What vision has God revealed to me for my life?

Overall, I can see the direction He has had me so this far, and how people walkinig me through this process in high school laid the foundation for important life choices I've made so far.

Still, it always still feels like a looming question no matter how many times you answer it...even if you always arrive at the same answer! I suppose it's the nagging feeling that you just aren't there yet. Not where you want to be. Not hitting the mark as much as you'd like.

In that, a refining process, I suppose. In not "in the mood" to be refined after this week's fire already. But, here we go. A tough week to submit to that kind of thinking...but, maybe where God wanted me. Quiet. Alone. Me and him.
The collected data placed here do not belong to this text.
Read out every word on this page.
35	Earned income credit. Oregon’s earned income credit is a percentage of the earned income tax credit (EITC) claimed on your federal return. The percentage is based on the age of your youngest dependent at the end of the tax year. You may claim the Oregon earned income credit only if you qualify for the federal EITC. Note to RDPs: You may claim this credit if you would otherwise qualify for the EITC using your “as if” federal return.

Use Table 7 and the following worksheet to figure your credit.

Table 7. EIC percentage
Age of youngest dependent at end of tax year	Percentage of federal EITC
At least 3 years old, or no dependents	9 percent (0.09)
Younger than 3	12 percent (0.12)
Stillness. Pain. Fever. Dependant on others. Helpless. Able to center down. Get back to basic(--breathing, standing, etc.)

So, meeting my goal for today? Being with my kids, getting caught up on some cleaning, catching up on Bible Study. Hard to see how all this points to a great life goal...all these tiny, mundane things. And my attitude gets so rotten at times doing the daily grind. I wish I were that cheerful little being like my Mother-in-law, throwing sunshine into the world with every plate washed. My mom HATED housework. She grew a garden out of this world...loved to be outside, make us clothes, built her house with my Dad. She WORKED hard. But, she just didn't like doing housework inside. So, I find myself groaning through it myself. Knowing that's where I need to be, trying to follow examples to help me enjoy it more, and doing it...but most times with more of a grunt than a smile. I still have time and God is going to get me there. Probably not while I have a cold, but someday.
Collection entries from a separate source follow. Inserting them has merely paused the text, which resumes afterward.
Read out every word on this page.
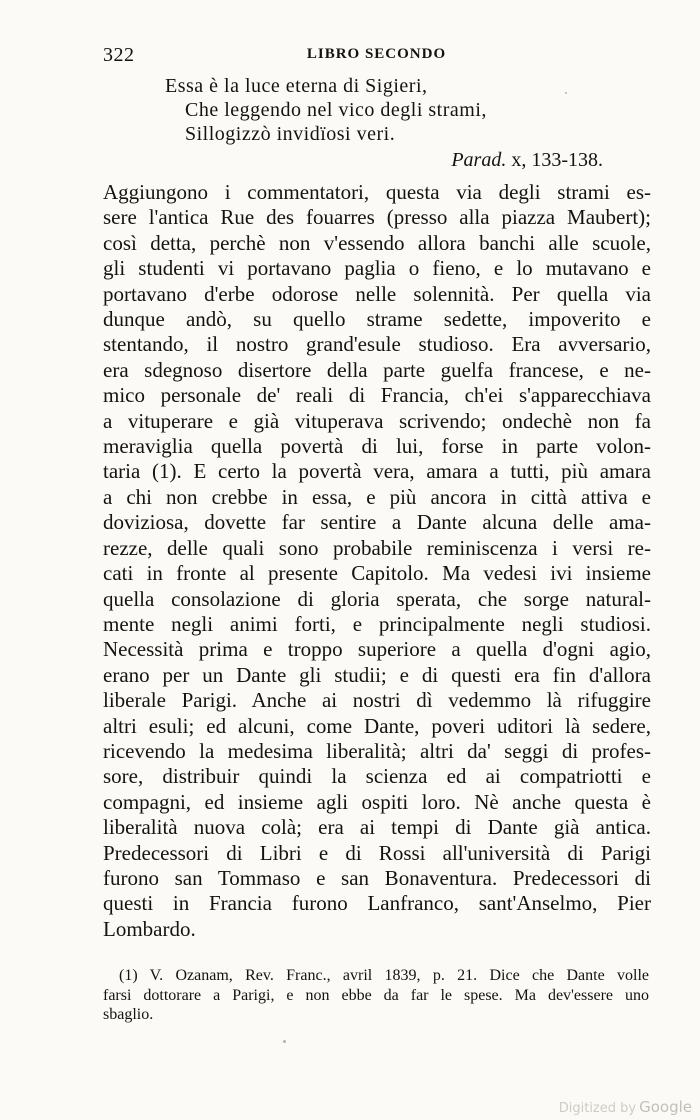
322	LIBRO SECONDO
Essa è la luce eterna di Sigieri,
Che leggendo nel vico degli strami,
Sillogizzò invidïosi veri.
Parad. x, 133-138.
Aggiungono i commentatori, questa via degli strami es-
sere l'antica Rue des fouarres (presso alla piazza Maubert);
così detta, perchè non v'essendo allora banchi alle scuole,
gli studenti vi portavano paglia o fieno, e lo mutavano e
portavano d'erbe odorose nelle solennità. Per quella via
dunque andò, su quello strame sedette, impoverito e
stentando, il nostro grand'esule studioso. Era avversario,
era sdegnoso disertore della parte guelfa francese, e ne-
mico personale de' reali di Francia, ch'ei s'apparecchiava
a vituperare e già vituperava scrivendo; ondechè non fa
meraviglia quella povertà di lui, forse in parte volon-
taria (1). E certo la povertà vera, amara a tutti, più amara
a chi non crebbe in essa, e più ancora in città attiva e
doviziosa, dovette far sentire a Dante alcuna delle ama-
rezze, delle quali sono probabile reminiscenza i versi re-
cati in fronte al presente Capitolo. Ma vedesi ivi insieme
quella consolazione di gloria sperata, che sorge natural-
mente negli animi forti, e principalmente negli studiosi.
Necessità prima e troppo superiore a quella d'ogni agio,
erano per un Dante gli studii; e di questi era fin d'allora
liberale Parigi. Anche ai nostri dì vedemmo là rifuggire
altri esuli; ed alcuni, come Dante, poveri uditori là sedere,
ricevendo la medesima liberalità; altri da' seggi di profes-
sore, distribuir quindi la scienza ed ai compatriotti e
compagni, ed insieme agli ospiti loro. Nè anche questa è
liberalità nuova colà; era ai tempi di Dante già antica.
Predecessori di Libri e di Rossi all'università di Parigi
furono san Tommaso e san Bonaventura. Predecessori di
questi in Francia furono Lanfranco, sant'Anselmo, Pier
Lombardo.
(1) V. Ozanam, Rev. Franc., avril 1839, p. 21. Dice che Dante volle
farsi dottorare a Parigi, e non ebbe da far le spese. Ma dev'essere uno
sbaglio.
Digitized by Google
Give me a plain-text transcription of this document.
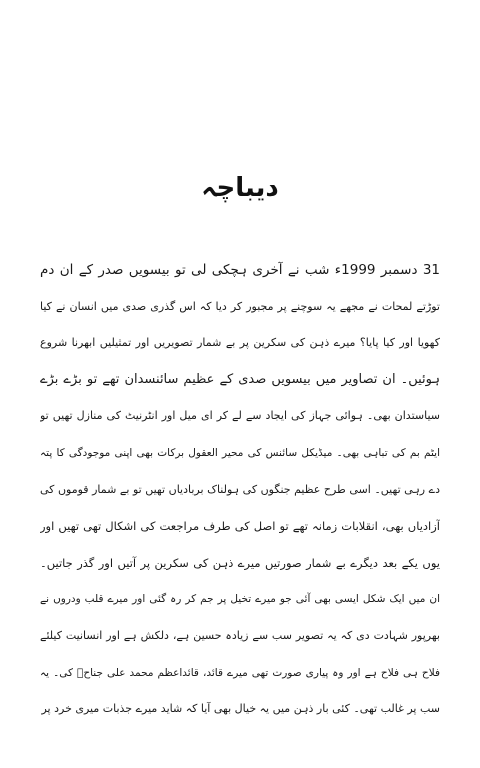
دیباچہ
31 دسمبر 1999ء شب نے آخری ہچکی لی تو بیسویں صدر کے ان دم
توڑتے لمحات نے مجھے یہ سوچنے پر مجبور کر دیا کہ اس گذری صدی میں انسان نے کیا
کھویا اور کیا پایا؟ میرے ذہن کی سکرین پر بے شمار تصویریں اور تمثیلیں ابھرنا شروع
ہوئیں۔ ان تصاویر میں بیسویں صدی کے عظیم سائنسدان تھے تو بڑے بڑے
سیاستدان بھی۔ ہوائی جہاز کی ایجاد سے لے کر ای میل اور انٹرنیٹ کی منازل تھیں تو
ایٹم بم کی تباہی بھی۔ میڈیکل سائنس کی محیر العقول برکات بھی اپنی موجودگی کا پتہ
دے رہی تھیں۔ اسی طرح عظیم جنگوں کی ہولناک بربادیاں تھیں تو بے شمار قوموں کی
آزادیاں بھی، انقلابات زمانہ تھے تو اصل کی طرف مراجعت کی اشکال تھی تھیں اور
یوں یکے بعد دیگرے بے شمار صورتیں میرے ذہن کی سکرین پر آتیں اور گذر جاتیں۔
ان میں ایک شکل ایسی بھی آئی جو میرے تخیل پر جم کر رہ گئی اور میرے قلب ودروں نے
بھرپور شہادت دی کہ یہ تصویر سب سے زیادہ حسین ہے، دلکش ہے اور انسانیت کیلئے
فلاح ہی فلاح ہے اور وہ پیاری صورت تھی میرے قائد، قائداعظم محمد علی جناحؒ کی۔ یہ
سب پر غالب تھی۔ کئی بار ذہن میں یہ خیال بھی آیا کہ شاید میرے جذبات میری خرد پر
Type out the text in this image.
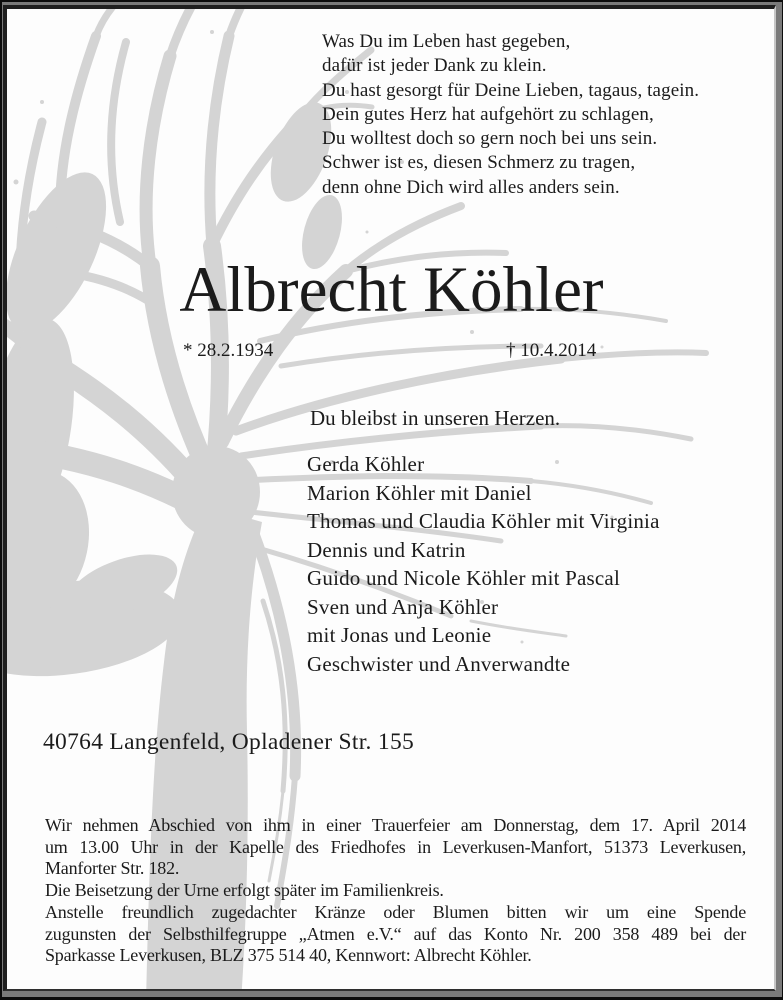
Was Du im Leben hast gegeben,
dafür ist jeder Dank zu klein.
Du hast gesorgt für Deine Lieben, tagaus, tagein.
Dein gutes Herz hat aufgehört zu schlagen,
Du wolltest doch so gern noch bei uns sein.
Schwer ist es, diesen Schmerz zu tragen,
denn ohne Dich wird alles anders sein.
Albrecht Köhler
* 28.2.1934	† 10.4.2014
Du bleibst in unseren Herzen.
Gerda Köhler
Marion Köhler mit Daniel
Thomas und Claudia Köhler mit Virginia
Dennis und Katrin
Guido und Nicole Köhler mit Pascal
Sven und Anja Köhler
mit Jonas und Leonie
Geschwister und Anverwandte
40764 Langenfeld, Opladener Str. 155
Wir nehmen Abschied von ihm in einer Trauerfeier am Donnerstag, dem 17. April 2014
um 13.00 Uhr in der Kapelle des Friedhofes in Leverkusen-Manfort, 51373 Leverkusen,
Manforter Str. 182.
Die Beisetzung der Urne erfolgt später im Familienkreis.
Anstelle freundlich zugedachter Kränze oder Blumen bitten wir um eine Spende
zugunsten der Selbsthilfegruppe „Atmen e.V.“ auf das Konto Nr. 200 358 489 bei der
Sparkasse Leverkusen, BLZ 375 514 40, Kennwort: Albrecht Köhler.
Mainly, I've been drawn this week to Biblical examples where their faith in where they were headed was key. If they doubted, they lost the battles to invisible giants already.

I don't want to lose like that. If I lose fighting my heart out...that's okay. But, I won't. In Him, we always win. Somehow. He even redeems our losses. Quite a deal.
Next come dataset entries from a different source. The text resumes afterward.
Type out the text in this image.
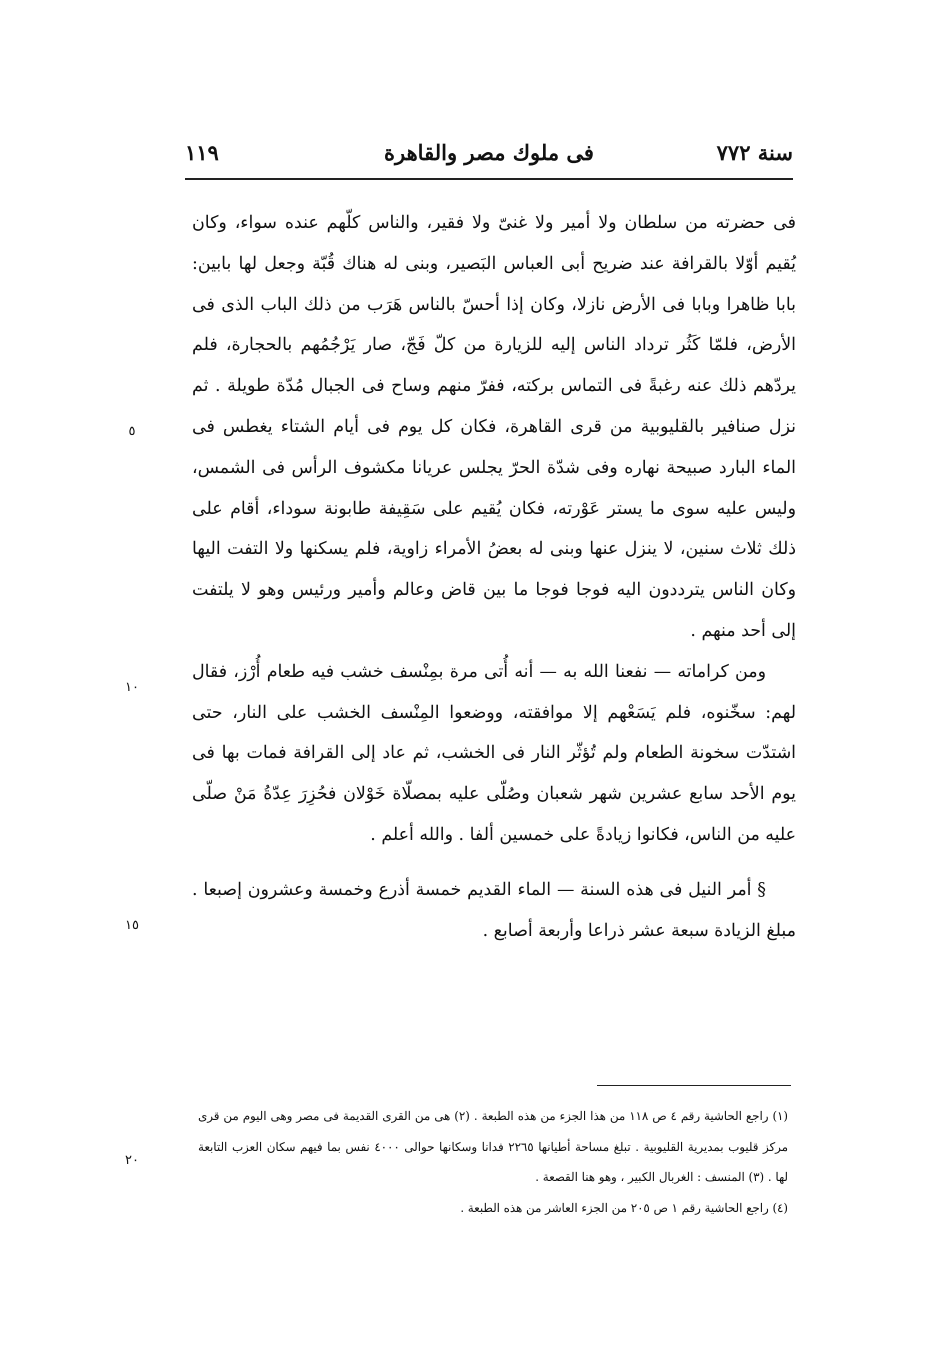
سنة ٧٧٢
فى ملوك مصر والقاهرة
١١٩

فى حضرته من سلطان ولا أمير ولا غنىّ ولا فقير، والناس كلّهم عنده سواء، وكان يُقيم أوّلا بالقرافة عند ضريح أبى العباس البَصير، وبنى له هناك قُبّة وجعل لها بابين: بابا ظاهرا وبابا فى الأرض نازلا، وكان إذا أحسّ بالناس هَرَب من ذلك الباب الذى فى الأرض، فلمّا كَثُر ترداد الناس إليه للزيارة من كلّ فَجّ، صار يَرْجُمُهم بالحجارة، فلم يردّهم ذلك عنه رغبةً فى التماس بركته، ففرّ منهم وساح فى الجبال مُدّة طويلة . ثم نزل صنافير بالقليوبية من قرى القاهرة، فكان كل يوم فى أيام الشتاء يغطس فى الماء البارد صبيحة نهاره وفى شدّة الحرّ يجلس عريانا مكشوف الرأس فى الشمس، وليس عليه سوى ما يستر عَوْرته، فكان يُقيم على سَقِيفة طابونة سوداء، أقام على ذلك ثلاث سنين، لا ينزل عنها وبنى له بعضُ الأمراء زاوية، فلم يسكنها ولا التفت اليها وكان الناس يترددون اليه فوجا فوجا ما بين قاض وعالم وأمير ورئيس وهو لا يلتفت إلى أحد منهم .

ومن كراماته — نفعنا الله به — أنه أُتى مرة بمِنْسف خشب فيه طعام أُرْز، فقال لهم: سخّنوه، فلم يَسَعْهم إلا موافقته، ووضعوا المِنْسف الخشب على النار، حتى اشتدّت سخونة الطعام ولم تُؤثّر النار فى الخشب، ثم عاد إلى القرافة فمات بها فى يوم الأحد سابع عشرين شهر شعبان وصُلّى عليه بمصلّاة خَوْلان فحُزِرَ عِدّةُ مَنْ صلّى عليه من الناس، فكانوا زيادةً على خمسين ألفا . والله أعلم .

§ أمر النيل فى هذه السنة — الماء القديم خمسة أذرع وخمسة وعشرون إصبعا . مبلغ الزيادة سبعة عشر ذراعا وأربعة أصابع .

٥
١٠
١٥
٢٠

(١) راجع الحاشية رقم ٤ ص ١١٨ من هذا الجزء من هذه الطبعة . (٢) هى من القرى القديمة فى مصر وهى اليوم من قرى مركز قليوب بمديرية القليوبية . تبلغ مساحة أطيانها ٢٢٦٥ فدانا وسكانها حوالى ٤٠٠٠ نفس بما فيهم سكان العزب التابعة لها . (٣) المنسف : الغربال الكبير ، وهو هنا القصعة .

(٤) راجع الحاشية رقم ١ ص ٢٠٥ من الجزء العاشر من هذه الطبعة .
Not doubting and wasting so much time questioning. Knowing what I know...believing the promises of the word more and more and living within that truth. No self doubt. No doubting him. Where he leads and guides...I try to follow. I hope he shows me that map, but sometimes he reveals that part we want to see...sometimes not. And...here we go, getting to my main point and fear I suppose...that's okay. If I don't have a great new revelation to write down in my book, that's okay. If I'm still mopping the floor, being with my kids, and surviving...that's part of it. A big part of it.

Times of frustration make us want to doubt...and He understands.

If I can just keep hearing Him in priorities, everything else will fall into place and fill my life with worthy things.

Well, the kids need help with lunch, the laundry buzzer buzzes, and I'm getting low on energy myself. On to fulfilling my life's goals and purposes.